IPoAC is a joke about printing actual IP packets, sending them by pigeon, then scanning them.
You do the whole usual TCP ACK/SYN thing, but with pigeons.
It's not the same as 'sneakernet, but strapping microsd cards to a pigeon'. It's way, way sillier.
But also super high throughput.
The protocol is highly susceptible to DOS attacks by means of BB guns, slingshots or, for more sophisticated hackers, trained hawks.
"Unintentional encapsulation in hawks has been known to occur, with decapsulation being messy and the packets mangled."
Or more sophisticated hawks
more sophisticated hawkers, if you will
"an example of packet loss" 🤣
Yes, we also saw the same post you did.
Some guys actually managed to do a ping using this standard. I saw pictures and all.
Please note that IPoAC may suffer fatal device failure when delivering HTTP 418 error codes due to packet overheating.
Ahh, the good old RFCs dated April, 1st. This one is number 1149 ( A Standard for the Transmission of IP Datagrams on Avian Carriers), and got later updated in RFC 2549 (IP over Avian Carriers with Quality of Service).
So Alfred Hitchcock predicted DDOS attacks decades before they were a thing?
I only torrent over IPoAC.
Routing information protocol, little pigeon, routing information protocol.
Imagine playing a shooter over a network using this protocol.
You need to set a pretty damn high timeout time for this to work.
That said, the bandwidth of strapping microSD cards to carrier pigeons is actually pretty high.
Reminds be of the conversations about transferring hard drives using the public transport system in my city.
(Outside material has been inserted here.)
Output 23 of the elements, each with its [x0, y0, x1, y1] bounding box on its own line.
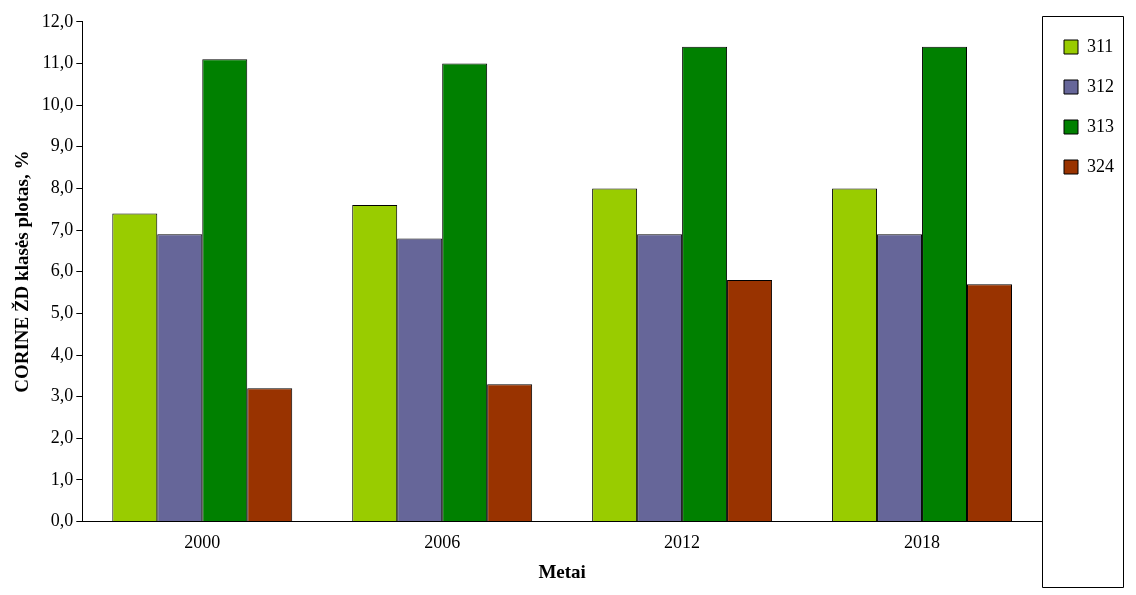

Good bandwidth, terrible latency. Then everyone got faster internet and stopped pirating
"Never underestimate the bandwidth of a station wagon full of tapes hurtling down the highway." – Andrew Tanenbaum
Government drone birds can handle surprisingly large amounts of data.
My neighbor bought a bird feeder, how do I defend against MitM?
Buy better seed and a bird bath.
So it's obviously not a sneakernet. Is it a wingnet?